Africa has been one of the fastest-growing mobile phone markets in the world over the past decade and a major contributor to the growth is the second-hand smartphone industry.
Current unfavorable economic conditions in African countries, such as high poverty rates, make them viable markets for used phones.
Thousands of retailers in Nigeria, for instance, sell refurbished mobile devices from popular brands like Samsung and Apple, catering to the demand of an increasingly digital-savvy but poor population. The devices are shipped from advanced countries and sold at cheaper rates in markets like Lagos-based Computer Village.

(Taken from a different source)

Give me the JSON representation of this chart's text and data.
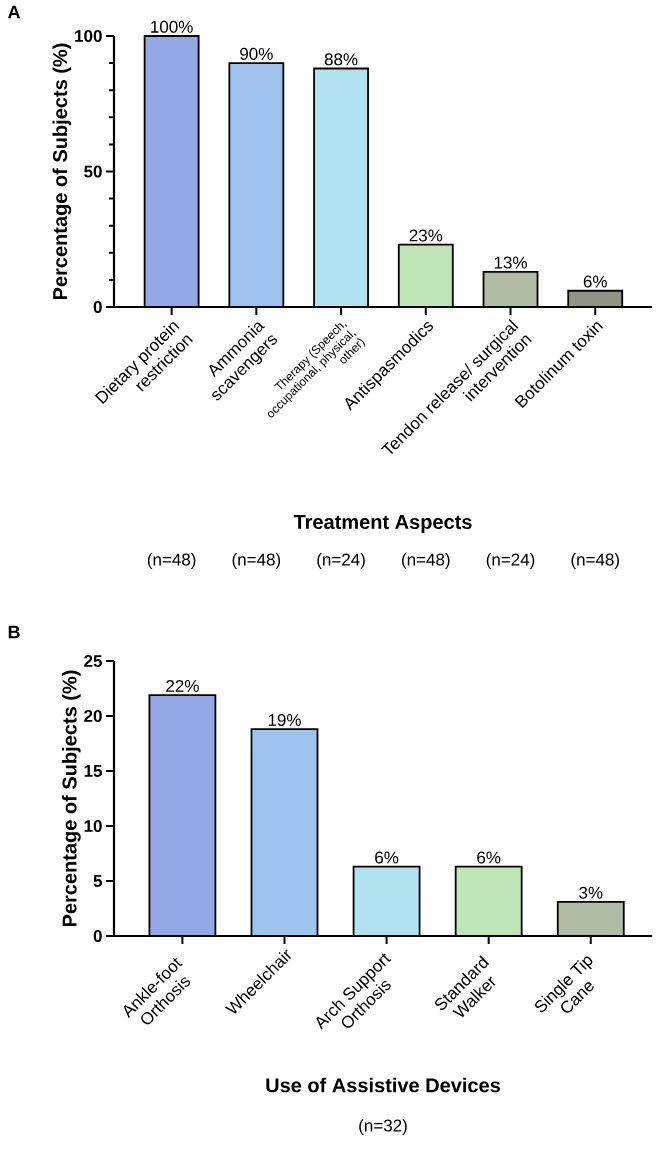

However, there are problems dealers face with shipping these products from markets like the United States. Josh Nzewi is familiar with these problems, some of which include a lack of pricing transparency, lengthy logistics and transit times, limited supply, and more. These affect the broader cross-border e-commerce in Africa as well.
Having operated a smartphone wholesale business in the U.S. for over two years, Nzewi and his partner, David Iya, decided to begin shipping second-hand devices outside America. But they soon realised deeper issues that plagued the used smartphone market.
“In Nigeria, there was inconsistent pricing all around. Different wholesalers and retailers in Computer Village all offer different prices. That was the first inkling that showed there were some inconsistencies in the market,” Nzewi recalled in a recent TechCabal Live session.
In January 2020, they launched Eze Wholesale, a business-to-business (B2B) commodity exchange for used smartphones. Traders can place, buy, and sell used smartphones on the platform.
To an extent, Eze Wholesale has helped to enable faster transactions and price transparency by reducing the number of middlemen needed in the supply chain, but Nzewi says they still have to deal with other problems.
Building buyer trust
Buyers are often wary due to the risk of purchasing substandard products. They typically have to pay wholesalers upfront and in full, leaving buyers with little room to dispute a transaction and plenty of space for fraud.
For instance, some wholesalers could claim to have a device, demand payment, and never send the product. Eze Wholesale minimises the risk by acting as a broker.
The company receives payments from buyers into an escrow account and collects the used phone to be sold for verification. After inspecting the device, Eze Wholesale releases the payment and sends the device to the buyer. In the event of an oversight, buyers get a 30-day warranty.
“One of the core benefits of our business model is we actually receive all the phones and do verification first. We make sure all the devices we receive are authentic using software diagnostics to know if any component has been changed and are fully functional,” Nzewi said.
Eze Wholesale takes a cut from each transaction done on the platform. It has so far processed millions of dollars worth of transactions with a profit margin of between 20-30 percent. The Y Combinator-backed company has a presence in Dubai, Hong Kong, Mexico, Ukraine, and Nigeria, one of its biggest markets.
According to Nzewi, currency fluctuation, poor distribution channels and networks, as well as logistics issues, and security of the devices while in transit still make it difficult for used smartphone wholesalers to do business.
But Nzewi is optimistic Eze Wholesale can innovate around the challenges. And after gaining market share in Nigeria, he has plans to take on other African markets, including Ghana and South Africa.